For it is only when one stands on the ground that was fought over that a historian can gain that coup d’oeil, that special insight which any number of hours poring over contour maps, reading memoirs or looking at contemporary illustrations cannot give. In walking the ground of 53 of Napoleon’s 60 battlefields for that book, I was astounded how often the engagement becomes perfectly explicable once one sees the topography, plots the relative position of the forces and sees the fields of fire from the opposing commanders’ points of view. (The seven battlefields I missed were either so built over as to make a visit worthless, or were in the Gaza Strip, which as a founder member of the Friends of Israel Initiative I thought it politic to skip.)
For Churchill, I wrote up about 5 million words of notes, divided chronologically and thematically, before I wrote a word of the book. Total immersion is the only way I know how to write. When visiting an archive, try to take notes on the books you think you might write in the future as well as the one you are writing at the time. You’ll almost certainly be able to use them somewhere sometime.
Kenneth Rose’s biographies, Duff Cooper’s Talleyrand, Edward Gibbon’s Memoirs, John Brooke’s George III, Vincent Cronin’s Napoleon, Lord Salisbury’s Saturday Review journalism, Churchill’s My Early Life and Great Contemporaries, Solzhenitsyn, Burke’s Reflections. Not much since I left university though, as I’ve been too busy swotting.
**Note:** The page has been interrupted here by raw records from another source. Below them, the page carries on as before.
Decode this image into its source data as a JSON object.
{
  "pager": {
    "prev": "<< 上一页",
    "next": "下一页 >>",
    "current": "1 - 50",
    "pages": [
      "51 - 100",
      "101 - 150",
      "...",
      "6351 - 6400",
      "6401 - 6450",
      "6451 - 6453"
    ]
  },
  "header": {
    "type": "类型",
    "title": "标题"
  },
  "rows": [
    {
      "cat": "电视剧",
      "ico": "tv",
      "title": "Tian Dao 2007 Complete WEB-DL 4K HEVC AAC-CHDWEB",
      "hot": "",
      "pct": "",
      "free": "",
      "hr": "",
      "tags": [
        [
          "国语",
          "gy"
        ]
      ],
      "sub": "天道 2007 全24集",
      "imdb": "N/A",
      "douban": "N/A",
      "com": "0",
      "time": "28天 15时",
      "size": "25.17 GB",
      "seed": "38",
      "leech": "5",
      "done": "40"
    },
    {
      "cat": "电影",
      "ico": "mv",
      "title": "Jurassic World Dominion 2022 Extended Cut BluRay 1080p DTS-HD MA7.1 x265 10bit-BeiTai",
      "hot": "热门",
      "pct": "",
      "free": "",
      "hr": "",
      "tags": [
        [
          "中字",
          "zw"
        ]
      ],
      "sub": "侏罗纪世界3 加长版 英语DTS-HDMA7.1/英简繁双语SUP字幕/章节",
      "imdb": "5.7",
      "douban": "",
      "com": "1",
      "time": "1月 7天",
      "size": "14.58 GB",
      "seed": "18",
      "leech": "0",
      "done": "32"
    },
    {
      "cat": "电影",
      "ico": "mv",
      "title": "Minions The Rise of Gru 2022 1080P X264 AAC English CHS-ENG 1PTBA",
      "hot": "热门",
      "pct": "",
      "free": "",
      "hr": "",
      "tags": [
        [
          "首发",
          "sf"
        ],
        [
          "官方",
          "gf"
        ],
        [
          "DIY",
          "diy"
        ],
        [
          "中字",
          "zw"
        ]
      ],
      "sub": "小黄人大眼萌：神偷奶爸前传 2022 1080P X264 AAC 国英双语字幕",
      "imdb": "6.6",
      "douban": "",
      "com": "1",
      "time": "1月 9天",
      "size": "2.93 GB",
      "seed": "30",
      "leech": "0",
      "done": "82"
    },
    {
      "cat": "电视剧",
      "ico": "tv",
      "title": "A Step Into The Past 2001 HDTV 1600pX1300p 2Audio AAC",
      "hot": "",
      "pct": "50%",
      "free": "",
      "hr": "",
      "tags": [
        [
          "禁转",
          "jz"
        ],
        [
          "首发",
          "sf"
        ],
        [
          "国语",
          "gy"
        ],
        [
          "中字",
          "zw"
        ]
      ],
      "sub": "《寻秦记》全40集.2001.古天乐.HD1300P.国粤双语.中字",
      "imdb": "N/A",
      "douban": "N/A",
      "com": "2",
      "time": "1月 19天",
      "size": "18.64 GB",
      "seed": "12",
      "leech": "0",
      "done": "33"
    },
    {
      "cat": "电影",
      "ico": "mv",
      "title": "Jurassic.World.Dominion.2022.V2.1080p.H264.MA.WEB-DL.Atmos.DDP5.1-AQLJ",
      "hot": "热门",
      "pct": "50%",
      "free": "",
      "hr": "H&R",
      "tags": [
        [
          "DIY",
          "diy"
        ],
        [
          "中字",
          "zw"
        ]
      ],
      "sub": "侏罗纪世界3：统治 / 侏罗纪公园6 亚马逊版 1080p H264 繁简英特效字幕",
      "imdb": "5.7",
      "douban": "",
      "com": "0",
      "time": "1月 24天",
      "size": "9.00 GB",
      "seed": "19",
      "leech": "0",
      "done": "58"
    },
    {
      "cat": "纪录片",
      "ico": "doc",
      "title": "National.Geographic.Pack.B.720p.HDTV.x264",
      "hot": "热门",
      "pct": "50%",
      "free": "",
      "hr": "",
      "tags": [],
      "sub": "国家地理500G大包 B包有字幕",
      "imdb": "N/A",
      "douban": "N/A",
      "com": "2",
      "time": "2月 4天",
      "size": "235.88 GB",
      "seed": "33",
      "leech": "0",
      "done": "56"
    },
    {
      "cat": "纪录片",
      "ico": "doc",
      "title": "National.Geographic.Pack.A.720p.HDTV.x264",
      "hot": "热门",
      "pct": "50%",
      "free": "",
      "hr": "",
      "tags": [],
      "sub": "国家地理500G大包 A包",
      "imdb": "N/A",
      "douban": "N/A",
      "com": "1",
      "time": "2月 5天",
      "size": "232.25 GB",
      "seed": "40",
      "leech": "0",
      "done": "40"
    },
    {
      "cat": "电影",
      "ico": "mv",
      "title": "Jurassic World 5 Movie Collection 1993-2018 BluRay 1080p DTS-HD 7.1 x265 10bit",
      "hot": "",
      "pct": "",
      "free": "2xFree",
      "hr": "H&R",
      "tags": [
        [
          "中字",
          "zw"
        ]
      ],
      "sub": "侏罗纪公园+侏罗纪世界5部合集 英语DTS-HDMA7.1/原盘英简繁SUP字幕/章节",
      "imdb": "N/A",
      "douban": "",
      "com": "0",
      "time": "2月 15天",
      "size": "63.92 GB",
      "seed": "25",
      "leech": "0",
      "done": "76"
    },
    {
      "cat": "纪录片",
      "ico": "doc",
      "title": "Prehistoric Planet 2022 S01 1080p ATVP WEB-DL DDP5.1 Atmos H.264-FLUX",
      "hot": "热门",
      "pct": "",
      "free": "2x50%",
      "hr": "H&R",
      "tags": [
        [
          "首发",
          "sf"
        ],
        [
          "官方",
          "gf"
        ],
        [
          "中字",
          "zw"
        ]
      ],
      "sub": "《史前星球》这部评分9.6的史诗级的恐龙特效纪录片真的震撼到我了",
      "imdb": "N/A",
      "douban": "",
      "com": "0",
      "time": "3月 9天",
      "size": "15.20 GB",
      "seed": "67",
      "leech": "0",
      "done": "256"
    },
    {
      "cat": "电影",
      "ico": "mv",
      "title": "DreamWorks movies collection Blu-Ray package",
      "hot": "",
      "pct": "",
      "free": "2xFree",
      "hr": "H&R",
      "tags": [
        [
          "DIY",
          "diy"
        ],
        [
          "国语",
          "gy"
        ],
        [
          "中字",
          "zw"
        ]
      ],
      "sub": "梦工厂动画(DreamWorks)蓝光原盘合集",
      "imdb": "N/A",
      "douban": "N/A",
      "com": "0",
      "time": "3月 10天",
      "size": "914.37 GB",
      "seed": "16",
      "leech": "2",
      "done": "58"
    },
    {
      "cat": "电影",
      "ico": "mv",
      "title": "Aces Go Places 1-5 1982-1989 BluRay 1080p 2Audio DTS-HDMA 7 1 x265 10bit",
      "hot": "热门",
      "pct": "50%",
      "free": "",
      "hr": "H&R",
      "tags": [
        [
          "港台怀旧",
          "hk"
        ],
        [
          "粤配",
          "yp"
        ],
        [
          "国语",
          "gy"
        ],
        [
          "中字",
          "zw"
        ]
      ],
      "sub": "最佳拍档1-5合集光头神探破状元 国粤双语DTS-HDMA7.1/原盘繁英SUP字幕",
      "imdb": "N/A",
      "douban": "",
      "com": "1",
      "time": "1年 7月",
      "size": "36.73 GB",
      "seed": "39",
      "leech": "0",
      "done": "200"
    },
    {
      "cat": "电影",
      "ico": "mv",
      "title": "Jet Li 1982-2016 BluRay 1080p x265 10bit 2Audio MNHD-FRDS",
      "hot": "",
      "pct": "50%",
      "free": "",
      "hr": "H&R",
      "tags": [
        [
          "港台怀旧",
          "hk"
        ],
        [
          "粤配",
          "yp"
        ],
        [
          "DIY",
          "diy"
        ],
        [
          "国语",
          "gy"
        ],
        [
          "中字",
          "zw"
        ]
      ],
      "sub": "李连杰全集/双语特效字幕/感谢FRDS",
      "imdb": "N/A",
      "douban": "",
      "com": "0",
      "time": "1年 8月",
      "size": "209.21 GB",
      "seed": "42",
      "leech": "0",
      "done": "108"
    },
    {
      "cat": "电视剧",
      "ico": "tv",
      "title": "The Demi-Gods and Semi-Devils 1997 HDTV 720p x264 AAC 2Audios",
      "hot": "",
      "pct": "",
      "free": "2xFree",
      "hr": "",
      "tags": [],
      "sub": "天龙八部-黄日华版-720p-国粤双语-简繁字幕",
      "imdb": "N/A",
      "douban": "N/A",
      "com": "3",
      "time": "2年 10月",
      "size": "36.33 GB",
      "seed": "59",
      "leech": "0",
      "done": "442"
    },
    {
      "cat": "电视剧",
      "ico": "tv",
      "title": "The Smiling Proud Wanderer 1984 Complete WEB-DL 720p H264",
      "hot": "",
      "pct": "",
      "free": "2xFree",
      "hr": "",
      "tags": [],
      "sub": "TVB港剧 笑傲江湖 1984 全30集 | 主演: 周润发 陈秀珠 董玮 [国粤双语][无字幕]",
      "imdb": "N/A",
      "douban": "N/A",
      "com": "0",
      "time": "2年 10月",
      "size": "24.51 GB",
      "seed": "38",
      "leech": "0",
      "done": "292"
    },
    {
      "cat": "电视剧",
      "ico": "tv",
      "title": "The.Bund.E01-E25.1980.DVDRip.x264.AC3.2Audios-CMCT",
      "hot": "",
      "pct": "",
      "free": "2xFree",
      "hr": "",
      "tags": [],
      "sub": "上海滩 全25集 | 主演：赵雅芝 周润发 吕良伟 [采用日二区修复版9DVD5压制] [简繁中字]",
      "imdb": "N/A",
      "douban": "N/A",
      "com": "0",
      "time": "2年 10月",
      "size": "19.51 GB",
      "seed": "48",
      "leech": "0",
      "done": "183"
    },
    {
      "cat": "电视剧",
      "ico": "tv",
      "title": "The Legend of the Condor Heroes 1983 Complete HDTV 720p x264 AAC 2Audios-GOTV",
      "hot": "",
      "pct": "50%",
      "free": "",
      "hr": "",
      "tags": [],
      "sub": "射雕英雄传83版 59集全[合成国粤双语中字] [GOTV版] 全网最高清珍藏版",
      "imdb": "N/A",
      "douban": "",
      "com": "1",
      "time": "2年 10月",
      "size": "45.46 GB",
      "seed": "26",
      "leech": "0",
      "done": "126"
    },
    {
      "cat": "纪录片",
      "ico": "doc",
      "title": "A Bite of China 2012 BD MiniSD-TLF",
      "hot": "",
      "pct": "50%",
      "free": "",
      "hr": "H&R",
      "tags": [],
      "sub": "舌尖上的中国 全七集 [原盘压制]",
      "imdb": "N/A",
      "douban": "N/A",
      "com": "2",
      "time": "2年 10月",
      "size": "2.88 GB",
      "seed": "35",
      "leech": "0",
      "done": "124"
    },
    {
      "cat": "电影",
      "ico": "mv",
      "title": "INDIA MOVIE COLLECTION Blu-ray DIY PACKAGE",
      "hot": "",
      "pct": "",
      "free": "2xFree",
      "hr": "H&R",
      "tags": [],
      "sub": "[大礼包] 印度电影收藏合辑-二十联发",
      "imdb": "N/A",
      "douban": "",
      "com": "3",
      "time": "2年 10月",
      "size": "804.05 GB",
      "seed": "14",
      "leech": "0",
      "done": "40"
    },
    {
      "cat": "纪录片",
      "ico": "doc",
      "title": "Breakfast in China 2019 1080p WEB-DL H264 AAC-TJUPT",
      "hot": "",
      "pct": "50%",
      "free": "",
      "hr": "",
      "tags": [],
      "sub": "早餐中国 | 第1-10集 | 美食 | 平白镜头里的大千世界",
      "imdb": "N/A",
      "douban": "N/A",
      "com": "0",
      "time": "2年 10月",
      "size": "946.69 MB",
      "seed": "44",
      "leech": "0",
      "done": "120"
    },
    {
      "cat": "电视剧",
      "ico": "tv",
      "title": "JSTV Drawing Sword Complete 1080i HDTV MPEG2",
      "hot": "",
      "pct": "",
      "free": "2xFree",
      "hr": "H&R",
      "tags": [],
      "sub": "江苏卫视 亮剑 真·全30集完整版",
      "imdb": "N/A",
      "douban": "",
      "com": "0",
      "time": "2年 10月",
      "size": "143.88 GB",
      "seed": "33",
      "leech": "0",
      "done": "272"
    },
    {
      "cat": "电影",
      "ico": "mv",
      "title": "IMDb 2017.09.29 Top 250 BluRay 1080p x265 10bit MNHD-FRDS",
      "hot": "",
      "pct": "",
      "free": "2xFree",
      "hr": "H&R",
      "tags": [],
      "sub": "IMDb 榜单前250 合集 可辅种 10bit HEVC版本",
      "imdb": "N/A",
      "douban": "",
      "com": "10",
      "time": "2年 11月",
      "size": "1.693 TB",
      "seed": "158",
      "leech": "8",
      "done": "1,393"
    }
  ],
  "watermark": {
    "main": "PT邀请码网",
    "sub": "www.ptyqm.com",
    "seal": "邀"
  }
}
Get an agent. Try to find an alternative form of income while you write your first couple of books. Pull every string to get publicity & reviews: it’s expected of you and never held against you. Beware multi-book contracts. Accept that pedantry, pessimism, and penury are the accepted lot of 90% of writers. Do as much of your own publicity as you can, and burnish your public speaking skills for literary festivals. Write for newspapers and don’t turn down opportunities to appear on radio and TV, as they reach far larger audiences than anything else. Remember that despite the disappointments that go with the profession of writing, it’s still easily the best job in the world and almost the only one that can offer immortality. Who knows or cares who was prime minister when Boswell or Gibbon or Burke or Goldsmith were writing?